Aikido got its official name in 1942 when the Japanese government set out to sponsor the organization and centralization of Japanese martial arts. It was introduced to Europe in 1951 when Minoru Mochizuki travelled to France. In 1952 Tadashi Abe followed Mochizuki. Kenji Tomiki set out to introduce and teach Aikido in 15 continental states of the United States in 1953. Others like Koichi Tomei, Hirishi Tada, Masamichi Noro, Seiichi Sugano, Katsuaki Asai went on to teach Aikido in countries like Italy, Germany, the United Kingdom, Australia and Africa.
Ueshiba devoted time to the study of martial art, but he also sought to find a spirituality that he could apply to his physical world. He discovered a religion called Omotokyo which advocated that man should strive to attain Utopia or “heaven on earth”. Omotokyo taught love and compassion should be shown to every man, whether they seek to harm us or not. In Aikido, people learn to receive attacks and deflect them without causing any harm to the attacker. This was a great influence on Ueshiba’s martial arts philosophy of extending love and compassion especially to those who seek to harm others. Aikido demonstrates this philosophy in its emphasis on mastering martial arts so that one may receive an attack and harmlessly redirect it.
Aikido began evolving into different styles. Yoseikan Aikido was formed in 1931 and the controversial Shodokan Aikido was founded in 1967. A lot of the development or evolution that came to be was a result of some students adopting teaching methodologies that were contrary to the original founder’s methods. At this present moment, there is no one true form of Aikido. This seems to be apt for this martial art which was, after all, initially created from combining different aspects of different types of martial arts.
Shikko (“knee-walking”), which is an integral part of Aikido, was a position that feudal lords required their subordinates to assume in their presence.
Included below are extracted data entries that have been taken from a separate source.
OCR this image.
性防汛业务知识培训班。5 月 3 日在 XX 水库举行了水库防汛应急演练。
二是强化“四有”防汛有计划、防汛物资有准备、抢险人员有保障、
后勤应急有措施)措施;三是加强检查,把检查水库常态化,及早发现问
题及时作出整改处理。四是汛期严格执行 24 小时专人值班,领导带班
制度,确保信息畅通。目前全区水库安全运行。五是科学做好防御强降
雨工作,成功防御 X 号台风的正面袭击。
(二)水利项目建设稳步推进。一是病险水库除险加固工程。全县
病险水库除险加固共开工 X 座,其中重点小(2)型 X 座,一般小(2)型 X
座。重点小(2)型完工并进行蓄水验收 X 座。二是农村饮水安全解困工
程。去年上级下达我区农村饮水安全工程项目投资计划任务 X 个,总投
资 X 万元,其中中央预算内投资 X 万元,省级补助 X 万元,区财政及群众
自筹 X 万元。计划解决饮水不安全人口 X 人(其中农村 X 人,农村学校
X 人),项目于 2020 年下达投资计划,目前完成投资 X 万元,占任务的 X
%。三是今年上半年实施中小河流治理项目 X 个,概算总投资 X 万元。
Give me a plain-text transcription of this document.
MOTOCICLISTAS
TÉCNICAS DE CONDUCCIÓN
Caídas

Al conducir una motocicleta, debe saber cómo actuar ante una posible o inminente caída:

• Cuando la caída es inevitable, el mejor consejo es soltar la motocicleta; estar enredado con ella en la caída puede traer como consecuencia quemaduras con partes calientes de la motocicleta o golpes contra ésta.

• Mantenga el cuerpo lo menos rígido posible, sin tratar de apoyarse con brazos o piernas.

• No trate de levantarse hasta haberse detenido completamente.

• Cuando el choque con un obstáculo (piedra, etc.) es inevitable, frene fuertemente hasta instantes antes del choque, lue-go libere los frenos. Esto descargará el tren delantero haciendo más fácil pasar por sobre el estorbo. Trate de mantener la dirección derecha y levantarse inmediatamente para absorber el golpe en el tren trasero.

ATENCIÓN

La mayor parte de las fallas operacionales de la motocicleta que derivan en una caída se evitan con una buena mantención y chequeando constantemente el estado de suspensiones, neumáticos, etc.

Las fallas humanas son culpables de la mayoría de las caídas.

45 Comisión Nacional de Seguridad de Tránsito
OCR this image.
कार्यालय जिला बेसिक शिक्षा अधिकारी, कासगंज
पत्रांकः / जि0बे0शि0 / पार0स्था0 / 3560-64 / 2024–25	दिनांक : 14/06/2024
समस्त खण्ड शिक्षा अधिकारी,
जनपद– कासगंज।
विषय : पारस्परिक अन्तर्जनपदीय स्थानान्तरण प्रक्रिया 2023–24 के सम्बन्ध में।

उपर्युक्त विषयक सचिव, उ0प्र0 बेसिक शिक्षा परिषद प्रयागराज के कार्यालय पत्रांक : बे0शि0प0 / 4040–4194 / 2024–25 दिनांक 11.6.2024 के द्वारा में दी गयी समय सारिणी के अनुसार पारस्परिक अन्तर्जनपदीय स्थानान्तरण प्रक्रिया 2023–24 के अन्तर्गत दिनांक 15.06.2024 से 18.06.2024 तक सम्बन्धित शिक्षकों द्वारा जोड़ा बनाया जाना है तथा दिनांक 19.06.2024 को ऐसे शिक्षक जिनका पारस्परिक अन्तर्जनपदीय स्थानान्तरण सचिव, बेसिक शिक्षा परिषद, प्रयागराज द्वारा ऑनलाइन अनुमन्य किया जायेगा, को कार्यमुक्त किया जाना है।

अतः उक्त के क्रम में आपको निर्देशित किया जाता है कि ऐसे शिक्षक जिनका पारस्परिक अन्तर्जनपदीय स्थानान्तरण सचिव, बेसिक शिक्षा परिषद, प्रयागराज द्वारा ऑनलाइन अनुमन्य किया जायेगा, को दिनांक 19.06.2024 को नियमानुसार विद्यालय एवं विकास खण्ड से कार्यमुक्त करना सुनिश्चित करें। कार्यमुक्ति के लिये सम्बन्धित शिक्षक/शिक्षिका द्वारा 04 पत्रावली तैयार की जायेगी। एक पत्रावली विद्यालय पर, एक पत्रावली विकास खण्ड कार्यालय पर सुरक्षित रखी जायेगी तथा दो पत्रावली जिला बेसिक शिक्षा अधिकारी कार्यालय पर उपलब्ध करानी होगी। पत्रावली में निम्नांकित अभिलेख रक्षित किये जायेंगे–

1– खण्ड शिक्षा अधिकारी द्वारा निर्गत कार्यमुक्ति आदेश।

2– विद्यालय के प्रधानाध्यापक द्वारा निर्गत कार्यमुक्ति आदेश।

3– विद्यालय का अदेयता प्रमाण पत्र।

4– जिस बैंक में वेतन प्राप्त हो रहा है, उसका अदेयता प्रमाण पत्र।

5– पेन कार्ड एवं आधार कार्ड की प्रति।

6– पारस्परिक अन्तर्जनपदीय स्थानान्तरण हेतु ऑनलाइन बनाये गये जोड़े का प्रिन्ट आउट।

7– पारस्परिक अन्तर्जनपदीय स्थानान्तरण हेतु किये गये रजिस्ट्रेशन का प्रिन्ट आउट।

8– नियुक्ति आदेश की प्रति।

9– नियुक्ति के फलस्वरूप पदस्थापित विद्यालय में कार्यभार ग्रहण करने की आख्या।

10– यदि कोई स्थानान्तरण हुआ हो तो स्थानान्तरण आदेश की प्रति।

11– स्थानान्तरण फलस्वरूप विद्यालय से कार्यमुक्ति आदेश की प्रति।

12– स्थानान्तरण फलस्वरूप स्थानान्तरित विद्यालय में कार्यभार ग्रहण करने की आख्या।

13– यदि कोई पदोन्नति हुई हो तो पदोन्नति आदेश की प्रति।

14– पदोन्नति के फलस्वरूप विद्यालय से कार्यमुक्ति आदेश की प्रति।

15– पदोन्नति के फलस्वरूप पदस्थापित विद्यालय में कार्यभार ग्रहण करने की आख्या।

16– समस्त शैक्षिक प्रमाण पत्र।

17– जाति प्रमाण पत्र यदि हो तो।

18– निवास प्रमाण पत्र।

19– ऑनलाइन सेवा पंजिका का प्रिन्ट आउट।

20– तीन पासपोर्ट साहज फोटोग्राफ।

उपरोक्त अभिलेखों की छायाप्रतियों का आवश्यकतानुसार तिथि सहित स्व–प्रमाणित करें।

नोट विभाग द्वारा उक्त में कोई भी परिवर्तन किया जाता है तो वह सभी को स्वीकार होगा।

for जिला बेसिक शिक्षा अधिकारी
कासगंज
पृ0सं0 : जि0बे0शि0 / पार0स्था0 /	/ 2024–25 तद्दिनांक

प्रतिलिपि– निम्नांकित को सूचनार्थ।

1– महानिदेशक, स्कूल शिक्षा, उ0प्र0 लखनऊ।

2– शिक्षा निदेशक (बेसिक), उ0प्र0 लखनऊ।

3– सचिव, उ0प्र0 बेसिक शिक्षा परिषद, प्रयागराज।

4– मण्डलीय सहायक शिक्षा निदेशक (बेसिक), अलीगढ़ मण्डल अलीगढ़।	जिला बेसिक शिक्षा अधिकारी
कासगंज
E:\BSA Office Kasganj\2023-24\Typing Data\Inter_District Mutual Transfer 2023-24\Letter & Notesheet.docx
It became a formal movement in ceremonies held by Samurai.
Legend has it that Ueshiba once pinned a Sumo wrestler with one finger.
Ueshiba was awarded the Medal of Honor and the highly acclaimed Order of the rising sun by the Japanese government in recognition for developing what would become one of the most important martial arts in Japanese history.
The Japanese Government has such high regard for Aikido that Police men are required to attain a Shodan (black belt) level. It has made its impact on U.S martial law systems by being the only form of martial art allowed in U.S. Federal prisons.